From a purely scientific standpoint, observes Wright, it's a perfectly reasonable question to ask whether life may have existed elsewhere in the Solar System, or does today. That is, increasingly, one of NASA's raisons d'être. But when Congressman Dana Rohrabacher asks about such a civilization existing thousands of years ago on Mars, and attributes the question to "some people," it's justifiable to hold the question up to scrutiny.
Implicit in much of this work, says Wright, is that we are looking for microbial or, at best, unintelligent life, even though technological artifacts might be much easier to find. If a prior technological, perhaps spacefaring, species ever arose in the Solar System, it might have produced artifacts or other technosignatures that have survived to present day, meaning Solar System artifact SETI provides a potential path to resolving astrobiology’s question says Wright.

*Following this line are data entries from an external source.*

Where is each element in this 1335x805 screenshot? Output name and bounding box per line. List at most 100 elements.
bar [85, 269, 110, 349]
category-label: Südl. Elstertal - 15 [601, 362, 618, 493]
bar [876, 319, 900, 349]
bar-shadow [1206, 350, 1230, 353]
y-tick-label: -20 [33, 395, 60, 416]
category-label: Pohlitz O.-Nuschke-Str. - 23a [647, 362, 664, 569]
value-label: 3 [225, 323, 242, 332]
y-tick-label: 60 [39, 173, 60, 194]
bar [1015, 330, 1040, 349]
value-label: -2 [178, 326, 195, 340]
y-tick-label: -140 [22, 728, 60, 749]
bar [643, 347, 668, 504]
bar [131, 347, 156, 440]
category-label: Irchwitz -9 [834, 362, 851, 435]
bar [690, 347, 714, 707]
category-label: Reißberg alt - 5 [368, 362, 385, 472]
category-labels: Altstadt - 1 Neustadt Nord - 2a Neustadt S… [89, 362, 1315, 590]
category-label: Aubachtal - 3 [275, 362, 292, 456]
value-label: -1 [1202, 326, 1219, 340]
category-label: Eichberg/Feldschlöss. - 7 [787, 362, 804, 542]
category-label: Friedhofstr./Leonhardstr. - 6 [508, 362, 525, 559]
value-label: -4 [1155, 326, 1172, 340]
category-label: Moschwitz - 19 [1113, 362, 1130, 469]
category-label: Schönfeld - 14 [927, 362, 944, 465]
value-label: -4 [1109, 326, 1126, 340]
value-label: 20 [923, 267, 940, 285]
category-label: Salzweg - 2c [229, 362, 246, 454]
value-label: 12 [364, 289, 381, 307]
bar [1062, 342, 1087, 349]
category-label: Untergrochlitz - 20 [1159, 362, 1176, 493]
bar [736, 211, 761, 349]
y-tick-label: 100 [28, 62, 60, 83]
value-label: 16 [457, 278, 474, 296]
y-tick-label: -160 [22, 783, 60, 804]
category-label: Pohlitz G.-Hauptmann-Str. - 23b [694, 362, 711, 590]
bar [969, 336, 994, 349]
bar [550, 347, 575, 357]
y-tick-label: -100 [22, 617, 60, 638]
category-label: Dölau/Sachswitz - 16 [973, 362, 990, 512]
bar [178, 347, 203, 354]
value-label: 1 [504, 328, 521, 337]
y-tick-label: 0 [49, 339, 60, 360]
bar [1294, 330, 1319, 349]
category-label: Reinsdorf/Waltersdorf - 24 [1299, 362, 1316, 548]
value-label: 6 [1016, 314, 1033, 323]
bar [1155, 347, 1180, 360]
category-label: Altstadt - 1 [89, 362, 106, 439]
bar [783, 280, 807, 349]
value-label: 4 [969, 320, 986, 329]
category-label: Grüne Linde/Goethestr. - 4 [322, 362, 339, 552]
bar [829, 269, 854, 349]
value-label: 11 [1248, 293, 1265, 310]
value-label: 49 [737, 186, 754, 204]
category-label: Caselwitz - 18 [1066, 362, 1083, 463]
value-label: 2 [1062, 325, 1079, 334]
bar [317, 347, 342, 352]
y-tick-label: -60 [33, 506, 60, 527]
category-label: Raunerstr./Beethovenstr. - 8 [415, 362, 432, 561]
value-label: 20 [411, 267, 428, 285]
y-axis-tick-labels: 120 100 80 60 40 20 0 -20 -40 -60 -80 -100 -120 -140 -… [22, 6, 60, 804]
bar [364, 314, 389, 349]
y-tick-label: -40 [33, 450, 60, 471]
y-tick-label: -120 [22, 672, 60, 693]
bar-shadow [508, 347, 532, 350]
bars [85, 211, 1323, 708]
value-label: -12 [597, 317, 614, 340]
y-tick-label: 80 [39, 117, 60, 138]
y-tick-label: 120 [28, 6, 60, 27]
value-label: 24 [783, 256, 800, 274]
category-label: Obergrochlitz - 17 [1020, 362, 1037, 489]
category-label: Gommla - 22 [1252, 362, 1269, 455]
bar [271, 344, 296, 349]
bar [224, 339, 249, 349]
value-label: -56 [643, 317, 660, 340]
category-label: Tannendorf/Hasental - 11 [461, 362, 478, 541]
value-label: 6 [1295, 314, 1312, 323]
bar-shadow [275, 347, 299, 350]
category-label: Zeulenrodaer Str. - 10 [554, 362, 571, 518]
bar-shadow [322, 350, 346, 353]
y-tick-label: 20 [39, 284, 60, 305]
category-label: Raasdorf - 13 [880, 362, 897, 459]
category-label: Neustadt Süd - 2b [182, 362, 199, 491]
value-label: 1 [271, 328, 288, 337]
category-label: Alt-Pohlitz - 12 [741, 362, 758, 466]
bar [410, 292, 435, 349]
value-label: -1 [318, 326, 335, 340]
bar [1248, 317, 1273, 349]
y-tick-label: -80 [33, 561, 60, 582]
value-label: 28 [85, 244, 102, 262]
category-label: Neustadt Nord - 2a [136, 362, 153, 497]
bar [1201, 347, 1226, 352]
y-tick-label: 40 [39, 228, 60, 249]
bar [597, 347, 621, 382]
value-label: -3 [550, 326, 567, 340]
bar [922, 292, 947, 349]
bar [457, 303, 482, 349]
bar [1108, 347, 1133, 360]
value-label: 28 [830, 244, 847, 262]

In the case of Venus, the arrival of its global greenhouse and potential resurfacing might have erased all evidence of its existence on the Venusian surface. In the case of Earth, says Wright, erosion and, ultimately, plate tectonics may have erased most such evidence if the species lived Gyr ago.
Remaining indigenous technosignatures might be expected to be extremely old, suggests Wright, limiting the places they might still be found to beneath the surfaces of Mars and the Moon, or in the outer Solar System.